Robust daily satellite sea surface salinity reconstruction using deep learning in low-salinity coastal regions

Abstract

Spatiotemporally continuous sea surface salinity (SSS) is essential for monitoring rapid changes in the physical and biogeochemical characteristics of oceans and plays a crucial role in effective coastal environment management. Traditional physics-based SSS methods often oversmoothed salinity variations and struggle to capture sharp gradients, leading to reduced accuracy in river-dominated areas. In addition, the long revisit times of satellite data limit real-time monitoring. To address these challenges, we propose the multi-scale aware interpolation network (MAIN), a self-supervised deep neural network designed to generate near-real-time, gap-free daily SSS data without relying on future observations. The input data consisted of soil moisture active passive (SMAP) L2B swath data and the bias-corrected SMAP data that were enhanced using in situ measurements.

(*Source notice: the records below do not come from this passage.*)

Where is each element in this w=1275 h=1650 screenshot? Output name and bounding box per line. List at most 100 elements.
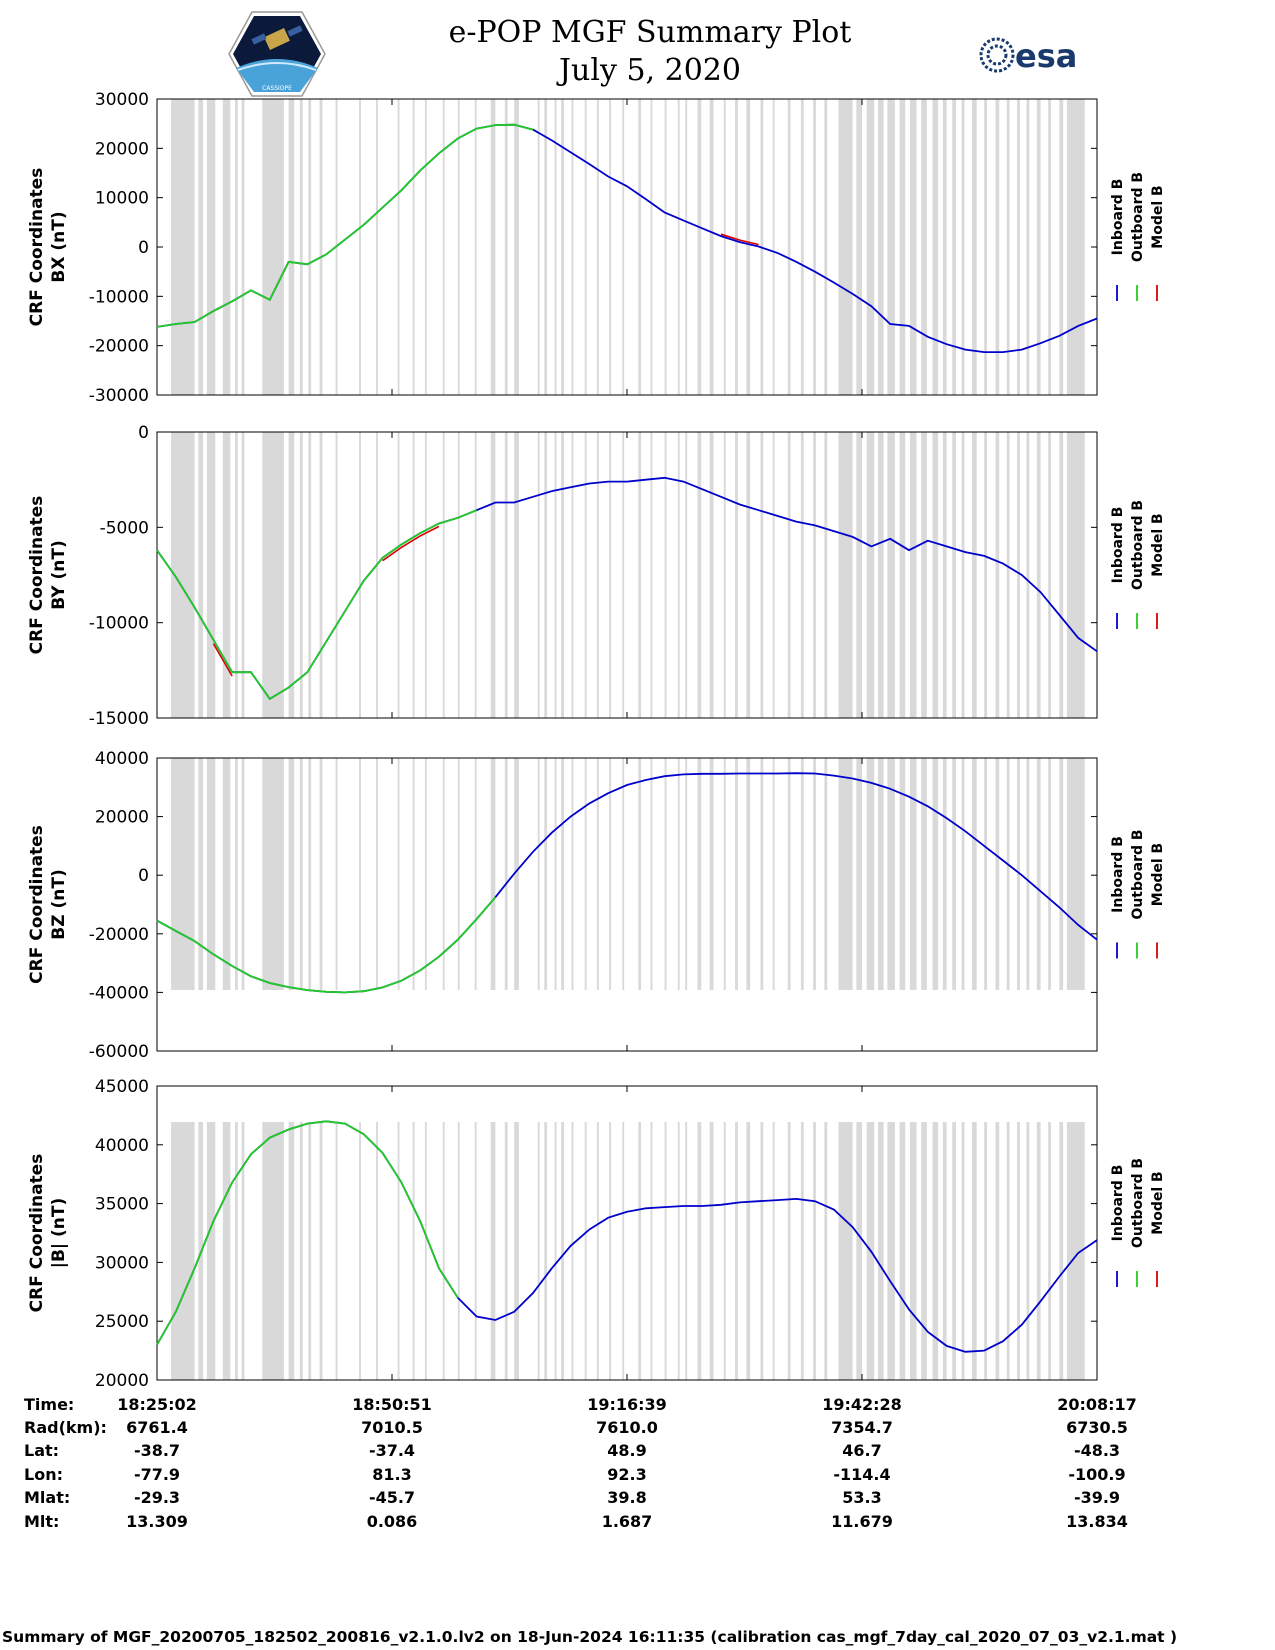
shade-band xyxy=(554,99,557,395)
shade-band xyxy=(335,1122,338,1380)
shade-band xyxy=(638,758,642,990)
shade-band xyxy=(308,1122,312,1380)
shade-band xyxy=(596,432,599,718)
legend: Inboard B Outboard B Model B xyxy=(1110,1158,1166,1287)
info-row-label: Lat: xyxy=(24,1441,60,1460)
shade-band xyxy=(171,1122,195,1380)
shade-band xyxy=(709,758,714,990)
shade-band xyxy=(664,432,667,718)
shade-band xyxy=(457,432,460,718)
shade-band xyxy=(887,758,895,990)
y-tick-label: 20000 xyxy=(95,808,149,828)
info-cell: 13.834 xyxy=(1066,1512,1128,1531)
info-cell: 7010.5 xyxy=(361,1418,423,1437)
info-cell: 18:25:02 xyxy=(117,1395,197,1414)
shade-band xyxy=(772,758,775,990)
shade-band xyxy=(921,1122,927,1380)
shade-band xyxy=(824,758,828,990)
y-tick-label: -5000 xyxy=(100,518,149,538)
shade-band xyxy=(760,758,764,990)
shade-band xyxy=(760,432,764,718)
shade-band xyxy=(800,99,804,395)
shade-band xyxy=(299,99,303,395)
shade-band xyxy=(866,432,875,718)
shade-band xyxy=(1059,758,1064,990)
shade-band xyxy=(650,1122,653,1380)
shade-band xyxy=(171,432,195,718)
shade-band xyxy=(952,1122,956,1380)
info-cell: 92.3 xyxy=(607,1465,647,1484)
shade-band xyxy=(554,1122,557,1380)
info-cell: -77.9 xyxy=(133,1465,181,1484)
info-row-label: Lon: xyxy=(24,1465,63,1484)
shade-band xyxy=(596,758,599,990)
shade-band xyxy=(952,758,956,990)
shade-band xyxy=(561,432,565,718)
shade-band xyxy=(584,432,587,718)
y-tick-label: 20000 xyxy=(95,139,149,159)
shade-band xyxy=(932,432,939,718)
shade-band xyxy=(813,1122,816,1380)
shade-band xyxy=(1059,99,1064,395)
shade-band xyxy=(856,758,862,990)
shade-band xyxy=(813,432,816,718)
shade-band xyxy=(442,758,445,990)
shade-band xyxy=(899,432,906,718)
shade-band xyxy=(1017,432,1020,718)
shade-band xyxy=(877,1122,884,1380)
y-axis-label: CRF Coordinates BX (nT) xyxy=(27,168,69,327)
shade-band xyxy=(746,432,751,718)
shade-band xyxy=(235,1122,238,1380)
shade-band xyxy=(319,99,323,395)
shade-band xyxy=(622,99,625,395)
legend-label: Outboard B xyxy=(1130,500,1146,590)
shade-band xyxy=(971,758,977,990)
shade-band xyxy=(544,1122,548,1380)
esa-logo: esa xyxy=(979,37,1077,75)
shade-band xyxy=(760,1122,764,1380)
shade-band xyxy=(288,432,295,718)
shade-band xyxy=(984,99,988,395)
y-tick-label: -30000 xyxy=(89,386,149,406)
shade-band xyxy=(638,99,642,395)
title-line-1: e-POP MGF Summary Plot xyxy=(448,15,852,50)
info-row-label: Mlt: xyxy=(24,1512,60,1531)
shade-band xyxy=(638,432,642,718)
shade-band xyxy=(198,99,204,395)
shade-band xyxy=(787,432,791,718)
info-cell: 13.309 xyxy=(126,1512,188,1531)
shade-band xyxy=(1059,1122,1064,1380)
shade-band xyxy=(932,1122,939,1380)
shade-band xyxy=(685,758,688,990)
shade-band xyxy=(800,1122,804,1380)
shade-band xyxy=(571,432,574,718)
shade-band xyxy=(376,758,378,990)
legend-label: Model B xyxy=(1150,1171,1166,1234)
legend-label: Outboard B xyxy=(1130,172,1146,262)
shade-band xyxy=(490,432,496,718)
shade-band xyxy=(838,1122,853,1380)
shade-band xyxy=(838,758,853,990)
legend-label: Inboard B xyxy=(1110,1165,1126,1242)
shade-band xyxy=(376,432,378,718)
shade-band xyxy=(685,99,688,395)
y-axis-label-line-1: CRF Coordinates xyxy=(27,496,47,655)
shade-band xyxy=(723,1122,726,1380)
shade-band xyxy=(1017,758,1020,990)
shade-band xyxy=(424,758,427,990)
shade-band xyxy=(424,99,427,395)
shade-band xyxy=(622,432,625,718)
shade-band xyxy=(308,99,312,395)
shade-band xyxy=(787,1122,791,1380)
shade-band xyxy=(262,1122,284,1380)
shade-band xyxy=(359,758,361,990)
shade-band xyxy=(952,99,956,395)
shade-band xyxy=(709,99,714,395)
shade-band xyxy=(697,758,702,990)
shade-band xyxy=(442,99,445,395)
info-cell: -29.3 xyxy=(133,1488,181,1507)
shade-band xyxy=(838,432,853,718)
model-line xyxy=(212,643,233,677)
shade-band xyxy=(932,758,939,990)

Validation against in situ measurements and existing satellite-derived SSS products demonstrates that MAIN significantly improves salinity estimation accuracy. In the Amazon region, operational products showed a root mean square error (RMSE) of 1.04 psu, while MAIN reduced this to 0.71 psu. In the East Asian region, the RMSE for operational products was 0.64 psu, whereas MAIN improved it to 0.51 psu. Feature representation analysis revealed that MAIN effectively captured the spatial expansion of low-salinity water over time and significantly reduced the salt-and-pepper noise typically associated with L-band measurements. These findings demonstrate that MAIN is a robust and scalable framework that enhances gap-free SSS estimation, offering new opportunities for monitoring transient oceanic processes in diverse marine environments.